“No Man’s Land,” and Dinosaur Footprints.

When I departed Stillwater, Oklahoma yesterday it was 88 degrees… when I arrived in Red River, New Mexico today at noon it was 28 degrees.  I was hoping the temperature would be a bit cooler in the New Mexico mountains, but a 60 degree drop in about 24 hours was more than I anticipated!
I have plenty of cold weather gear but with some luck I hope I don’t have to use it very often.  Tonight, the down sleeping bag and long undies are going to be on duty!
The No Man’s Land Sign in the Oklahoma Panhandle.
Driving west in the Oklahoma panhandle you cross the Santa Fe Trail a few times!
One of the many small theaters all over Oklahoma,  many are no longer in use, but still picturesque.

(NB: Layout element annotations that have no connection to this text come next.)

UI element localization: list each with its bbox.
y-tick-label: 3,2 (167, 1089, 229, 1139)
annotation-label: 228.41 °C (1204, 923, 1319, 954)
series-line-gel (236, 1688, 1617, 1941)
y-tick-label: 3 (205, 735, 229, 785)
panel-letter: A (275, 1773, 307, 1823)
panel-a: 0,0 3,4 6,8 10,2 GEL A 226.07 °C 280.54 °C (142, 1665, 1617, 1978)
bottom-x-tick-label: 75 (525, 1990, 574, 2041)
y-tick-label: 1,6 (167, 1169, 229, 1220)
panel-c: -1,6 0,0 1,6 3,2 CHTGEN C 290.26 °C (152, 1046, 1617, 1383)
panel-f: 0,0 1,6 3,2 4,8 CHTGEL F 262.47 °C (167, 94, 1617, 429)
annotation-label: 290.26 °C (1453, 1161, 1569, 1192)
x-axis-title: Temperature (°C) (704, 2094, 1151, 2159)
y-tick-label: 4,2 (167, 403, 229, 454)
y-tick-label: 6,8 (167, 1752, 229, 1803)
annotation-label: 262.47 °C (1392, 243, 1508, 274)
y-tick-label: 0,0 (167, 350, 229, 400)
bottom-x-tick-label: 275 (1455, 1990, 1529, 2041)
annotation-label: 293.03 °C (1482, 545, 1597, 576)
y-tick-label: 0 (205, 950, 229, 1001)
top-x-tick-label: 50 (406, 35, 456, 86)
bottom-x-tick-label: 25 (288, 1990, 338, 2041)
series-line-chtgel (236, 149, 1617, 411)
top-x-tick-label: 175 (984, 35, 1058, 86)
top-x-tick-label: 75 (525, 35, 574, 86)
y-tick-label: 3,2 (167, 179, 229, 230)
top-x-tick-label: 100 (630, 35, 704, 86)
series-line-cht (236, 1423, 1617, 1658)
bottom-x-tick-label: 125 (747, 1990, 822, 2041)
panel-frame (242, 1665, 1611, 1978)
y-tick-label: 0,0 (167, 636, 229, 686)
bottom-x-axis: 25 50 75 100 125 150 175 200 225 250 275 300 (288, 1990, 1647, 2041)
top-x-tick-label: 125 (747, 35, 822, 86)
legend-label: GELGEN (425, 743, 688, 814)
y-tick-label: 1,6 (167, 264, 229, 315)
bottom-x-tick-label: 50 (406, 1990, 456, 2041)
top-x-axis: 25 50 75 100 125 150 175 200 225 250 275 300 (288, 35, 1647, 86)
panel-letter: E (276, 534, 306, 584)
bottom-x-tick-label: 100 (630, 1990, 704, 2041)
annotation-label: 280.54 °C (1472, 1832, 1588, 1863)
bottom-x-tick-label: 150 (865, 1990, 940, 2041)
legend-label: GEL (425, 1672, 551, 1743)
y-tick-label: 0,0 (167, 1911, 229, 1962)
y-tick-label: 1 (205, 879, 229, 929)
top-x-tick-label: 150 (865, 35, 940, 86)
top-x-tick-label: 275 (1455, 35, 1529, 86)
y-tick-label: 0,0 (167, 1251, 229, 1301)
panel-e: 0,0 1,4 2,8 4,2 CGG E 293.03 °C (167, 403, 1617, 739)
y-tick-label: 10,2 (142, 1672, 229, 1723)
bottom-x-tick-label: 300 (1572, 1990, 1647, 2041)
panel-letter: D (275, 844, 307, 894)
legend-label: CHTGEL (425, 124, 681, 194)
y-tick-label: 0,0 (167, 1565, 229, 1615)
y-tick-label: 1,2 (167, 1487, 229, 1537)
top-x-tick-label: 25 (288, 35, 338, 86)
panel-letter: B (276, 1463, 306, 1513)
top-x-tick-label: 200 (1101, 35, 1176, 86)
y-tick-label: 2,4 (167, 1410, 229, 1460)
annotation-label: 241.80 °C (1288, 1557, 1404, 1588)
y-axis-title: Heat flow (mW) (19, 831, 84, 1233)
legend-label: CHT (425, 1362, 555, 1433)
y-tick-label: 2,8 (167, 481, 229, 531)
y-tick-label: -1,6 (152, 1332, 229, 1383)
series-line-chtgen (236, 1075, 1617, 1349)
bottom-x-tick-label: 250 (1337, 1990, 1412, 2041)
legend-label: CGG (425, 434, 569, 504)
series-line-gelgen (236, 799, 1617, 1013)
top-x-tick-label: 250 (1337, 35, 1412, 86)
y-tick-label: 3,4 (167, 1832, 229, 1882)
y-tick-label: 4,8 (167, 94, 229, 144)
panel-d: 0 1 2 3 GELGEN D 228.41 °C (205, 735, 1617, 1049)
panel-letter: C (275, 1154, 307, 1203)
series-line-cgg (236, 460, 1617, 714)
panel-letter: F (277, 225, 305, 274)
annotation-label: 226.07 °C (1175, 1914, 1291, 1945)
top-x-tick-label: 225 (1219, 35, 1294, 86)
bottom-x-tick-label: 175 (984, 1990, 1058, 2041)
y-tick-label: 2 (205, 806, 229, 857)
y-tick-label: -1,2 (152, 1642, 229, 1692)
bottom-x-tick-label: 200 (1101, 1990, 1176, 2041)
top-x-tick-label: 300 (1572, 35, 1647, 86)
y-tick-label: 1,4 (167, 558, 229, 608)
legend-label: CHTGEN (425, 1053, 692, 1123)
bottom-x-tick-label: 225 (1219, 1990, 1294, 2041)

The Oklahoma panhandle has been referred to as “No Man’s Land” since the mid 1800s.  The panhandle was originally part of Texas, but when Texas wanted to enter the Union in 1850 as a slave holding state, they forfeited the land that would later become part of Oklahoma.  As I drove west from Stillwater, I realized that the area could also be called “Not Many Peoples Land” because it really is sparsely inhabited.  Pronghorn antelope, tumbleweeds and rattlesnakes all hopped, bounced and slithered across the highway in front of my truck as I drove west on highway 64.  I was lucky to avoid tornadoes during my 4 days in Oklahoma, but my truck did get a good 5 minute “sandblasting” from a dust storm near Boise City!  I stopped for the night at Black Mesa State Park, located about as far west in the panhandle as one can go!  The winds were really high, probably 40 to 50 mph all night.
I decided it would be better to sleep in the bed of the Tacoma than in the tent-cot.  Lake Etling was only about 20 feet from my campsite and I didn’t want to test how well the tent-cot floats in the middle of the night after a strong gust of wind!  Their was a group of 2 tent campers a few sites away from me when I went to bed.  In the morning at about 7:00 AM when I departed, their tents were nowhere to be seen,  it looked like they sought refuge from the high winds in their vehicles, fortunately I didn’t see any tents in the lake!

A view north from the Black Mesa State Park.
Pronghorn Antelope a few feet off the highway.
The Truck sits atop the riverbank as I search for the dinosaur footprints.
On my way out of Oklahoma, I stopped at the Black Mesa Summit area about 8 miles north west of the Park.  I wanted to see the fossilized dinosaur footprints in the dry riverbed and the tri-state border marker.  The dinosaur footprints were really pretty cool to see, the three-toed prints were about the size of a trashcan lid and crossed the riverbed in a diagonal pattern.  The last time I saw three-toed footprints was in the mountains of Eastern Kentucky, and I think those were human?  I’m glad the creature that left the prints no longer inhabits the area, I’m not sure I could out run him today!
  If you plan to visit the area, the exact directions to find both the dinosaur footprints and the tri-state border marker are available in the window of the Black Mesa State Park office. 
Not easy to see, the dinosaur footprints near Black Mesa Summit.

The tri-state border marker is on the spot where the Oklahoma, Colorado and New Mexico borders all meet.  If you have ever wanted to be in three states simultaneously, you can do it there!  I managed to get one foot in Oklahoma, one foot in Colorado and my hand in New Mexico.

The Tri-State Border Marker in the Oklahoma Panhandle.

I saw an interesting quote from an Indian on a historical marker today,

“I don’t want to settle down in the houses you would build for us.  I love to roam over the wild prairie.  There I am free and happy.”

-Satanta (White Bear), Kiowa Warrior and Chief.

I know what you mean Chief, when I wander, I fell free and happy too!